Our battery-drain testing shown in Figure 1 of our previous blog revealed that in foreground music playback, Spotify performs far worse than all of its competitors, draining battery at alarming 55% and 23% faster than Apple Music and Google Play Music, respectively.
Now imagine that I am a developer of the Spotify app and am familiar and comfortable with all the major modules of the app developed over the years, and was shocked to see the gap. How do I go about figuring out the reason for the huge gap in order to eliminate the culprit and make Spotify battery drain come close to Apple Music?
It turns out from talking to developers we learned this is something many app developers have been trying to do — to figure out why is my app draining more battery than a competing app or than my app’s previous release two weeks ago.
To facilitate this task, we introduced the Energy Diffing feature to Eagle which allows instant, head-to-head comparison of battery usage of two apps at the source-code level. The intended usage, of course, is for competitive analysis of similar apps, e.g. Spotify and Apple Music, or different releases of the same app.
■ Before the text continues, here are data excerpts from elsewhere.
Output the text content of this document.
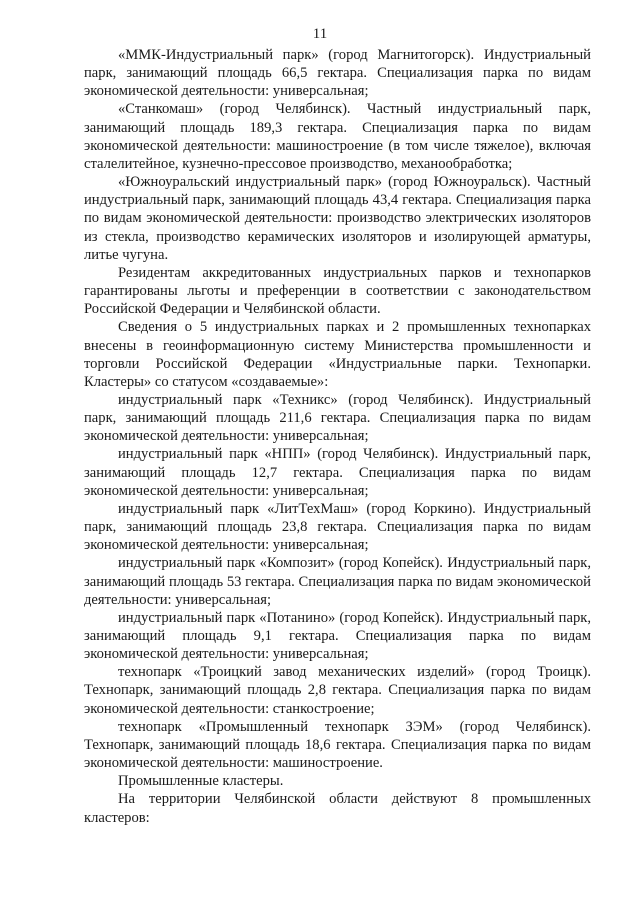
11

«ММК-Индустриальный парк» (город Магнитогорск). Индустриальный парк, занимающий площадь 66,5 гектара. Специализация парка по видам экономической деятельности: универсальная;

«Станкомаш» (город Челябинск). Частный индустриальный парк, занимающий площадь 189,3 гектара. Специализация парка по видам экономической деятельности: машиностроение (в том числе тяжелое), включая сталелитейное, кузнечно-прессовое производство, механообработка;

«Южноуральский индустриальный парк» (город Южноуральск). Частный индустриальный парк, занимающий площадь 43,4 гектара. Специализация парка по видам экономической деятельности: производство электрических изоляторов из стекла, производство керамических изоляторов и изолирующей арматуры, литье чугуна.

Резидентам аккредитованных индустриальных парков и технопарков гарантированы льготы и преференции в соответствии с законодательством Российской Федерации и Челябинской области.

Сведения о 5 индустриальных парках и 2 промышленных технопарках внесены в геоинформационную систему Министерства промышленности и торговли Российской Федерации «Индустриальные парки. Технопарки. Кластеры» со статусом «создаваемые»:

индустриальный парк «Техникс» (город Челябинск). Индустриальный парк, занимающий площадь 211,6 гектара. Специализация парка по видам экономической деятельности: универсальная;

индустриальный парк «НПП» (город Челябинск). Индустриальный парк, занимающий площадь 12,7 гектара. Специализация парка по видам экономической деятельности: универсальная;

индустриальный парк «ЛитТехМаш» (город Коркино). Индустриальный парк, занимающий площадь 23,8 гектара. Специализация парка по видам экономической деятельности: универсальная;

индустриальный парк «Композит» (город Копейск). Индустриальный парк, занимающий площадь 53 гектара. Специализация парка по видам экономической деятельности: универсальная;

индустриальный парк «Потанино» (город Копейск). Индустриальный парк, занимающий площадь 9,1 гектара. Специализация парка по видам экономической деятельности: универсальная;

технопарк «Троицкий завод механических изделий» (город Троицк). Технопарк, занимающий площадь 2,8 гектара. Специализация парка по видам экономической деятельности: станкостроение;

технопарк «Промышленный технопарк ЗЭМ» (город Челябинск). Технопарк, занимающий площадь 18,6 гектара. Специализация парка по видам экономической деятельности: машиностроение.

Промышленные кластеры.

На территории Челябинской области действуют 8 промышленных кластеров:
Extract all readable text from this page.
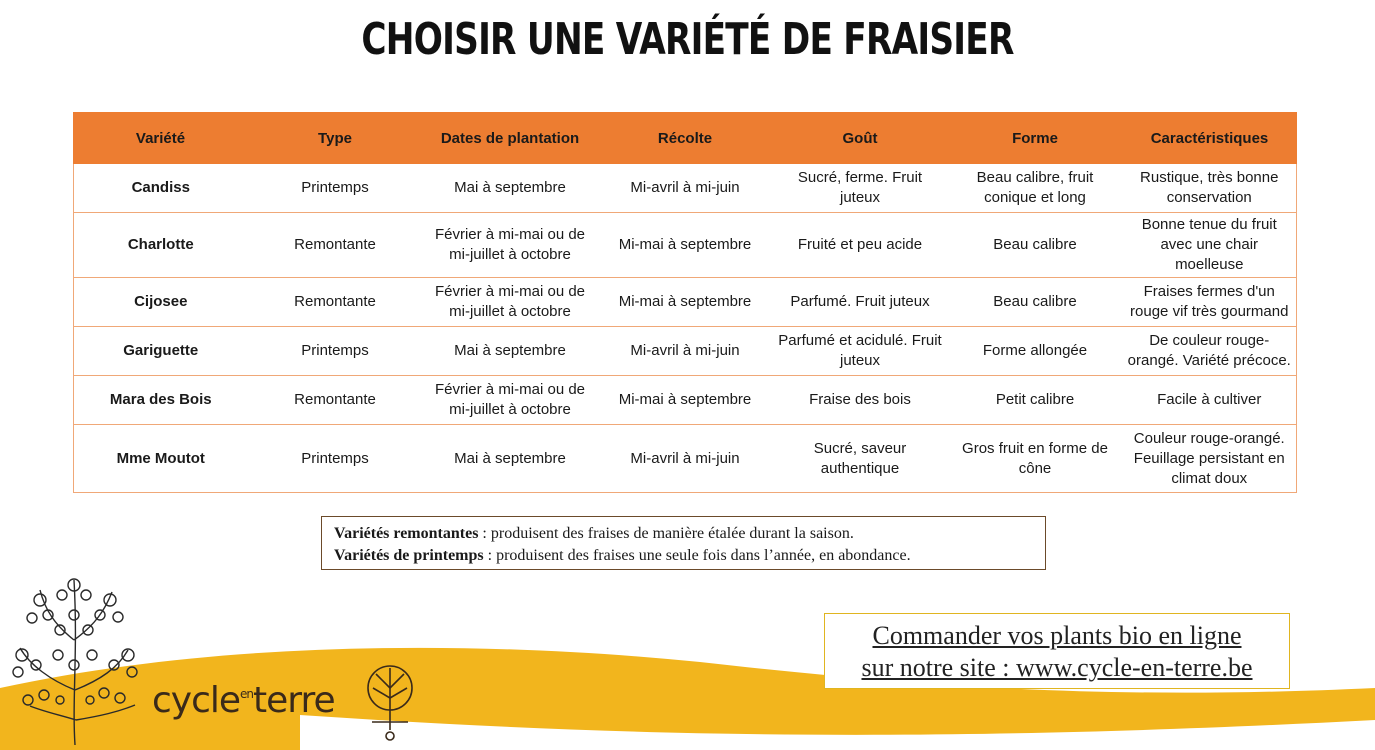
CHOISIR UNE VARIÉTÉ DE FRAISIER
Variété	Type	Dates de plantation	Récolte	Goût	Forme	Caractéristiques
Candiss	Printemps	Mai à septembre	Mi-avril à mi-juin	Sucré, ferme. Fruit juteux	Beau calibre, fruit conique et long	Rustique, très bonne conservation
Charlotte	Remontante	Février à mi-mai ou de mi-juillet à octobre	Mi-mai à septembre	Fruité et peu acide	Beau calibre	Bonne tenue du fruit avec une chair moelleuse
Cijosee	Remontante	Février à mi-mai ou de mi-juillet à octobre	Mi-mai à septembre	Parfumé. Fruit juteux	Beau calibre	Fraises fermes d'un rouge vif très gourmand
Gariguette	Printemps	Mai à septembre	Mi-avril à mi-juin	Parfumé et acidulé. Fruit juteux	Forme allongée	De couleur rouge-orangé. Variété précoce.
Mara des Bois	Remontante	Février à mi-mai ou de mi-juillet à octobre	Mi-mai à septembre	Fraise des bois	Petit calibre	Facile à cultiver
Mme Moutot	Printemps	Mai à septembre	Mi-avril à mi-juin	Sucré, saveur authentique	Gros fruit en forme de cône	Couleur rouge-orangé. Feuillage persistant en climat doux
Variétés remontantes : produisent des fraises de manière étalée durant la saison.
Variétés de printemps : produisent des fraises une seule fois dans l’année, en abondance.
cycle$^{en}$terre
Commander vos plants bio en ligne
sur notre site : www.cycle-en-terre.be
Eagle— source-code-level battery drain comparison
Eagle gives source-code-level insights into why one app execution consumed more energy than the other. The diffing is unidirectional: when we invoke DiffView on Eagle trace A against trace B [trace A — trace B], the output shows a table listing all the methods in trace A along with their corresponding difference in energy consumption and in the number of calls (between the two traces). The tabular view is accompanied by a call graph view (like in Figure 3) of trace A, where each method node’s color indicates the energy difference in the two traces; the redder the node, the more energy drain the method in trace A over in trace B.
Finding UI energy inefficiency in Spotify
Since we have a fairly efficient reference app at hand, Apple Music, we can analyze the energy inefficiency of Spotify by simply invoking Eagle on [Spotify — Apple Music], for the contested usage scenario, i.e., foreground music playback.
I ran the apps on Nexus 6 phone under LTE. During the experiment, both apps are on their respective player activities playing music for 1 minute each without any user interaction — as shown in Figure 2.
Table 1 shows the diffview’s table view output and figure 3 shows a pruned call graph after diffing [Spotify — Apple Music]. We immediately see here that the path containing “ProgressBar.setProgress()” brings most of the energy difference. Referring back to the table view, I found that the progress bar was actually set 1192 times more in Spotify compared to Apple music in the 1-minute play — Spotify updates the progress bar 21 times per second, while Apple music only updates progress bar once per second.
Such high frequency update is completely unnecessary if you do the simple math. A typical phone screen has 1024 pixels horizontally. A 4-minute song will advance the progress bar by roughly 4 pixels per second. In other words, in Spotify, four out of five consecutive updates do not even move the progress bar by a single pixel.
I reduced this update frequency to update every 200 ms (moving the progress bar by 1 pixel) by modifying and recompiling the apk. This does not bring any noticeable change in the UI, but extends the battery life from 5.3 hours to 11 hours as shown in Figure 1.
PS: Out of curiosity, I also diffed [Apple music — Spotify] using DiffView which outputs the annotated call graph shown in Figure 4. The root method node is green signifying that overall Apple music consumed less energy than Spotify, but still there are red nodes present in the layout hierarchy measurement. This is due to the parameter misconfiguration bug discussed in our previous blog which is not present in the Spotify app.
It is fascinating to see Eagle can also uncover energy inefficiencies of a more efficient app when comparing it to a less efficient app !